If you missed a court date for any reason, there are two things that you should do immediately. First, you should reach out to your public defender or criminal defense attorney. They will need to reschedule your hearing and file an order to hold or quash any warrant that may have been issued due to your failure to appear. Secondly, you will need to contact the bail bonds service. If there is a warrant for your arrest due to a failure to appear, a bail bonds company can remand you back into custody. You want to let them know that you are working with your attorney or public defender to get the issue cleared up so that the bail bonds company does not think you skipped out on bail. 

Can Bail Be Returned if the Case Is Dismissed? 

As your case progresses through the criminal justice system, you may encounter a number of different outcomes. The case against you may be dismissed, the charges against you may be reduced, or you may be found not guilty of the crimes you were charged with. When these outcomes occur, you may wonder if you are entitled to get money back from the bail bonds service. Unfortunately, you are never able to get money back for bail bond services, even if the case against you is dismissed. 

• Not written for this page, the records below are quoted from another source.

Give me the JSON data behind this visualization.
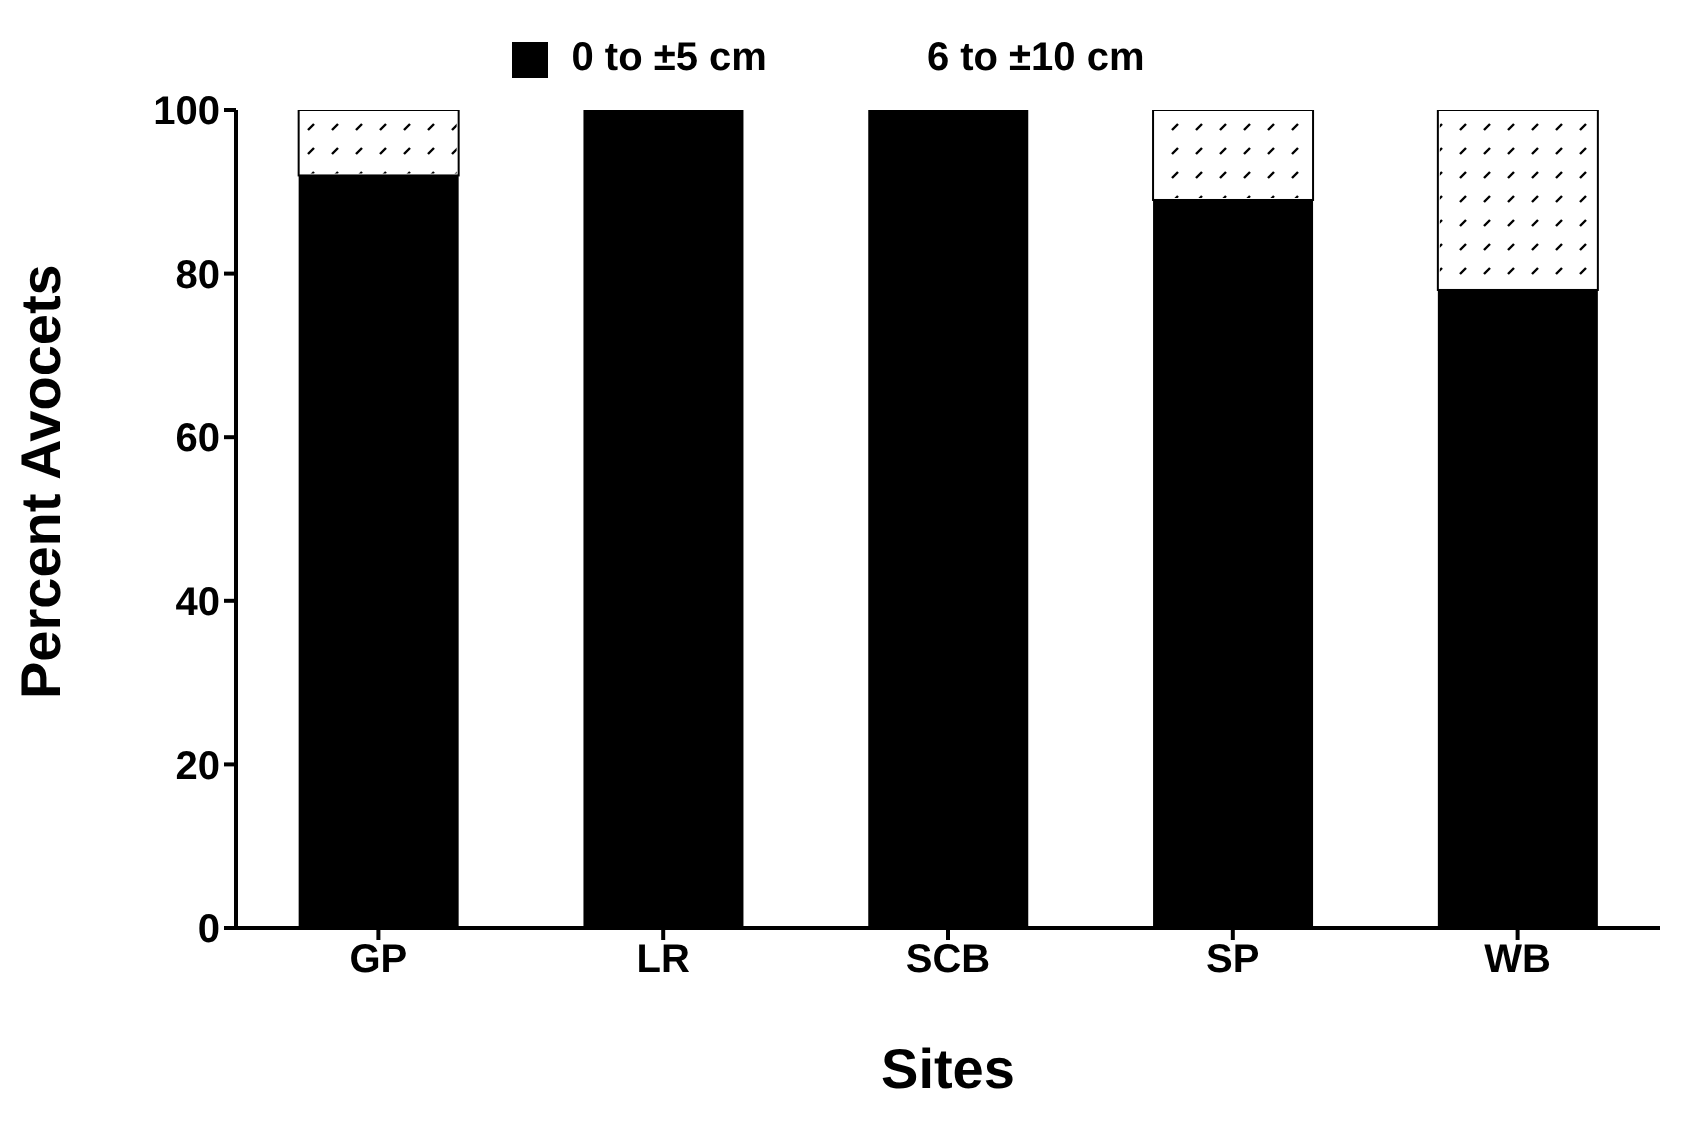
{
  "chart_data": {
    "type": "bar",
    "stacked": true,
    "xlabel": "Sites",
    "ylabel": "Percent Avocets",
    "categories": [
      "GP",
      "LR",
      "SCB",
      "SP",
      "WB"
    ],
    "series": [
      {
        "name": "0 to ±5 cm",
        "color": "#000000",
        "values": [
          92,
          100,
          100,
          89,
          78
        ]
      },
      {
        "name": "6 to ±10 cm",
        "color": "#ffffff",
        "values": [
          8,
          0,
          0,
          11,
          22
        ]
      }
    ],
    "ylim": [
      0,
      100
    ],
    "yticks": [
      0,
      20,
      40,
      60,
      80,
      100
    ],
    "grid": false,
    "legend": "top"
  }
}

When Is a Defendant Done With the Bail Bonds Service? 

The final question you may find yourself asking is when you are officially done with the bail bonds service. Once your case has reached a resolution, a judge will state that bail is exonerated. This means that you are no longer out on bail, and you are done with your bail bonds agreement. If you are unsure if your bail is exonerated, you should reach out to the bail bonds service that posted your bail. 

Anytime you have questions about the bail bonds process, it is always best that you contact the bail bonds service that bailed you out of jail. They can help to answer any specific questions pertaining to your case and the bail bond agreement that you signed with them.